An EIN comes with a number of benefits and can be extremely helpful for your business. It can help you when it comes time to file your business taxes, get a business credit card, open a business bank account, or any other number of business necessities.
Step 5: Get a business bank account and business credit card
Now that you have an EIN, you'll use this number when applying to open a business checking account and business credit card. This next step of starting a wedding planning business is crucial, as you'll want to keep your business finances separate from your personal finances. When you're still working on setting up your wedding planning business maybe you'll be working out of your house as a home-based business or maybe you'll have a small storefront.
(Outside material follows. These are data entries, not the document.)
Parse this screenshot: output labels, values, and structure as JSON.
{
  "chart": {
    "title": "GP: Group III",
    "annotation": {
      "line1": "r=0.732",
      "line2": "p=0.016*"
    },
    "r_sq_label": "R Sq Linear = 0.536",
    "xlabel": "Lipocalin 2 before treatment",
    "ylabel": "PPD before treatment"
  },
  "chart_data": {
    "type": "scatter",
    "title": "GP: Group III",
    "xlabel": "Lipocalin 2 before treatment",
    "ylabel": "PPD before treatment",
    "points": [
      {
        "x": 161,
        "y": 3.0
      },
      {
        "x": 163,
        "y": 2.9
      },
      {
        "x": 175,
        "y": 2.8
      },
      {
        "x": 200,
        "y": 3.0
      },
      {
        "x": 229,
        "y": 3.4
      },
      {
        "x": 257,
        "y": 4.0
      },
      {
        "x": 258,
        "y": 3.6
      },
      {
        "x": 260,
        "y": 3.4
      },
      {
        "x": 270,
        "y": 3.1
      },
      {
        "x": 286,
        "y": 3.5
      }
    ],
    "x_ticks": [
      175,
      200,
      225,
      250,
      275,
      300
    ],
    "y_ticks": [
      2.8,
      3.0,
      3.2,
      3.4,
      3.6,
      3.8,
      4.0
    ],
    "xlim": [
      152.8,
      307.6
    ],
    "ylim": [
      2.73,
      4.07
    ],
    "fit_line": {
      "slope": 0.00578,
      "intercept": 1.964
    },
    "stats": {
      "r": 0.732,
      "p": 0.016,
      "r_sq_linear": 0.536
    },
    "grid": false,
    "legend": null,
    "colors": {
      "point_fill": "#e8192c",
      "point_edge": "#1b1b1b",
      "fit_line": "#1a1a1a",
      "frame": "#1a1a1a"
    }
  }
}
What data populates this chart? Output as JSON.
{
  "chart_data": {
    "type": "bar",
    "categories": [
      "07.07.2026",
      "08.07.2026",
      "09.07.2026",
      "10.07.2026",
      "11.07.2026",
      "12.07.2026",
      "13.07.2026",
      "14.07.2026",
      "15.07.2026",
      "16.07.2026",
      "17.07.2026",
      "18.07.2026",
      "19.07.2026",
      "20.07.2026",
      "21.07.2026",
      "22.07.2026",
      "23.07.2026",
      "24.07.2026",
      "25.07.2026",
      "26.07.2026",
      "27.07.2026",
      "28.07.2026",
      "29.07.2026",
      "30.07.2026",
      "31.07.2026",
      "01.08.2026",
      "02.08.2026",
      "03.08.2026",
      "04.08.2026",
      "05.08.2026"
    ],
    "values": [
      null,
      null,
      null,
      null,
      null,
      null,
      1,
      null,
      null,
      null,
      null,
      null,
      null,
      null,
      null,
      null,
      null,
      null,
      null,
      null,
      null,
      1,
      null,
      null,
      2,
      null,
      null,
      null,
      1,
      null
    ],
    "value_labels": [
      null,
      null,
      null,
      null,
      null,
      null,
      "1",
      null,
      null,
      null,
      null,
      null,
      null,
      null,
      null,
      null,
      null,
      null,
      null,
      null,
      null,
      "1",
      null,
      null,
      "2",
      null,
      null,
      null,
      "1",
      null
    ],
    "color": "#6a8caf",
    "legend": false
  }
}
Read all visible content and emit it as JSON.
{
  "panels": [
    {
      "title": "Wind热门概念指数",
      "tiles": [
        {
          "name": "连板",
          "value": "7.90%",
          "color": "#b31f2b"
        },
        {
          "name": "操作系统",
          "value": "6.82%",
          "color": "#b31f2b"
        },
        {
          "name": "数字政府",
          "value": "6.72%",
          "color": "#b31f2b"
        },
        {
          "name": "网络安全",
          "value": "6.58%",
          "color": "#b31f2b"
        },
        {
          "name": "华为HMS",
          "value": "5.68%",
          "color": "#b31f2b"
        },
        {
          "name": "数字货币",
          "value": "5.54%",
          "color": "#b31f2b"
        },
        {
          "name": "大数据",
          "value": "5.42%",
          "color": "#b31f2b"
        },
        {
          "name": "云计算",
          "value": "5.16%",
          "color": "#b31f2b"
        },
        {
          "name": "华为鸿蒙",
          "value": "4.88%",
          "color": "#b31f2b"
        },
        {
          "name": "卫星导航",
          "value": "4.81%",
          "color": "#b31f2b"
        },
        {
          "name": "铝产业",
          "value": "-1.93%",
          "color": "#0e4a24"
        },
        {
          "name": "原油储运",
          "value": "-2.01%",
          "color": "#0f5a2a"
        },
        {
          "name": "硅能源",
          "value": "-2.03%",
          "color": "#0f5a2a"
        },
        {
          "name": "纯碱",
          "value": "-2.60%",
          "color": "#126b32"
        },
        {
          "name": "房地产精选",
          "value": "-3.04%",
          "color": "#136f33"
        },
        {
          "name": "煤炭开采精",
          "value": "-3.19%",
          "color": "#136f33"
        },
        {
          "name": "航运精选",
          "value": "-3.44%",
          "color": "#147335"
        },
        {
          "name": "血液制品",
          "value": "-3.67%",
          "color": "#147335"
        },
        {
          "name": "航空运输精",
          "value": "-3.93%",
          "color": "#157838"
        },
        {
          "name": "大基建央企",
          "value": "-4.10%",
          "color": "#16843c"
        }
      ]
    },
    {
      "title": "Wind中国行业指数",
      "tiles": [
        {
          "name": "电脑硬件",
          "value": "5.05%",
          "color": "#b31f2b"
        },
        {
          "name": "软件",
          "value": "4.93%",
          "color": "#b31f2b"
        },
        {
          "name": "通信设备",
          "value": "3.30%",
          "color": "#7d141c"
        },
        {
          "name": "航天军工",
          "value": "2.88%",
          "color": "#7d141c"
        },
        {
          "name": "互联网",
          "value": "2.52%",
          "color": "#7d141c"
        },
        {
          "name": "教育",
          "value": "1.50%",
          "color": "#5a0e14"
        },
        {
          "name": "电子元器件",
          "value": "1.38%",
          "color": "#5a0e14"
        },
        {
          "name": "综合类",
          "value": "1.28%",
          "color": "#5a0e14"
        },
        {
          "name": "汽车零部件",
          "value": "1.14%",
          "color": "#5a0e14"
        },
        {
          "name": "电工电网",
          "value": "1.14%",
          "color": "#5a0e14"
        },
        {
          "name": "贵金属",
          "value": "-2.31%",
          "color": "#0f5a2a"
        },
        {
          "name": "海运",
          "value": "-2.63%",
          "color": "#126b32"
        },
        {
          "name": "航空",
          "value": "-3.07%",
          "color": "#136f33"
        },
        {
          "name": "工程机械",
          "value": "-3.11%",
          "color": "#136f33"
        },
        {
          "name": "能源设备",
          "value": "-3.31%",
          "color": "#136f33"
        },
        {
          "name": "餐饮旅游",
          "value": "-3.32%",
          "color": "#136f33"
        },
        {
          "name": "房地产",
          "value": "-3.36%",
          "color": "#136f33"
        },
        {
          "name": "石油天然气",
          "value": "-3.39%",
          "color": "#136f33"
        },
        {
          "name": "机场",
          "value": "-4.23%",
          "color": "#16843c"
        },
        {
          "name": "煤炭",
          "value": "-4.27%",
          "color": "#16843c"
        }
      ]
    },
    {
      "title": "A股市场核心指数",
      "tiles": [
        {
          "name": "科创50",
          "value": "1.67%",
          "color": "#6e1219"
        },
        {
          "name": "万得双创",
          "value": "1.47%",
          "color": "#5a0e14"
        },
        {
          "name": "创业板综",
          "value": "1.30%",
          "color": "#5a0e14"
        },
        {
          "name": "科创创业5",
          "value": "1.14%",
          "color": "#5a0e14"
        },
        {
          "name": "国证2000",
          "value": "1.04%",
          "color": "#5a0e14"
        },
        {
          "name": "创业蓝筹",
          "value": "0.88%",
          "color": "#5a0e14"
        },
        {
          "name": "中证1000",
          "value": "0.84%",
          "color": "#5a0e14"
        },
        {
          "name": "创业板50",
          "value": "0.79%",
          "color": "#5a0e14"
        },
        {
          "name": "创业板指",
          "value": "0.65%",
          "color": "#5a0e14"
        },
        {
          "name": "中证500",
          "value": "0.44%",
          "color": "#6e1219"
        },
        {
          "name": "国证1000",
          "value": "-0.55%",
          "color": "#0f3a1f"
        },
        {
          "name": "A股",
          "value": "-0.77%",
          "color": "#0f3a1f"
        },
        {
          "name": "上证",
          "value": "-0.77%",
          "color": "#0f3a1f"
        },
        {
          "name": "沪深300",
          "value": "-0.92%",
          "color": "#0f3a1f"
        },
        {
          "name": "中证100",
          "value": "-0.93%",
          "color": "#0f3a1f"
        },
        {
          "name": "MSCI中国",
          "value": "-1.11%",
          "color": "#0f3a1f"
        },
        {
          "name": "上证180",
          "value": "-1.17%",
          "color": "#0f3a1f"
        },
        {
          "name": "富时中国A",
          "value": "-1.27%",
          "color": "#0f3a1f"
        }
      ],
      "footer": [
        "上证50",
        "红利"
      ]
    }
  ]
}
Either way, you'll probably want to spend on some decor, or at least on some marketing products, and you'll likely want a credit card to use for that.
Keeping the business finances completely separate from your personal finances will be huge when it comes time to file your taxes and it will help you boost your business credit score as well.
Step 6: Get any funding you need
The next step in starting a wedding planning business? Funding your new venture. The startup costs associated with opening a wedding planning business don't have to be too high, especially if you're working out of your home or another business's space. However, you will still have some upfront expenses you may not have the savings to cover. In that case, this is the time when you might need to work on getting a business loan or other funding option.
And because you have a great business plan already, you can use that to show potential investors or lenders that you have a well thought out business and a plan for turning a profit quickly. Of course, getting a loan as a new business isn't always easy. If you're finding your options to be limited, you might turn to a 0% introductory APR business credit card as an interest-free loan of sorts. With this type of credit card, you won't pay any interest on the balance you carry over for the length of the introductory offer (this will depend on the card, but at most will be 12 months). Just make sure you have a plan to pay off your balance by the end of this intro period, when a variable APR will set in, or this won't be the most effective funding tool.
Step 7: Market your services and start doing business
Once your wedding planning business is up and running and have the services you're offering laid out, you can start marketing them and hopefully bringing on new business. Consider marketing at trade shows and with any bridal boutiques in your area, or forge relationships with wedding venues to find clients. Once you get your first client, you're off to the races and can consider yourself fully in business.
The brides and grooms you work with will be grateful for your services and you can help them make their special day as stress-free as possible.
"Hiring a planner is so important to your big day," says Kaden Dean. The last thing a bride needs is for someone else to show up to handle the details: “They trust me. When you hire me, you get me. I’ve never missed a wedding.”
And keep in mind, happy customers can provide referrals and word-of-mouth marketing that can give you business the boost it needs to take off.
The bottom line
If you want to survive and thrive in the wedding planning business, you’ve got to put on a happy face and mean it—all the time. Also, you’ve got to be nice—all the time, says Kaden Dean.
It might seem like a simple recipe for success, but if you do a great job and you’re happy and people know it, the referrals will flow and you’ll stay busy, she says.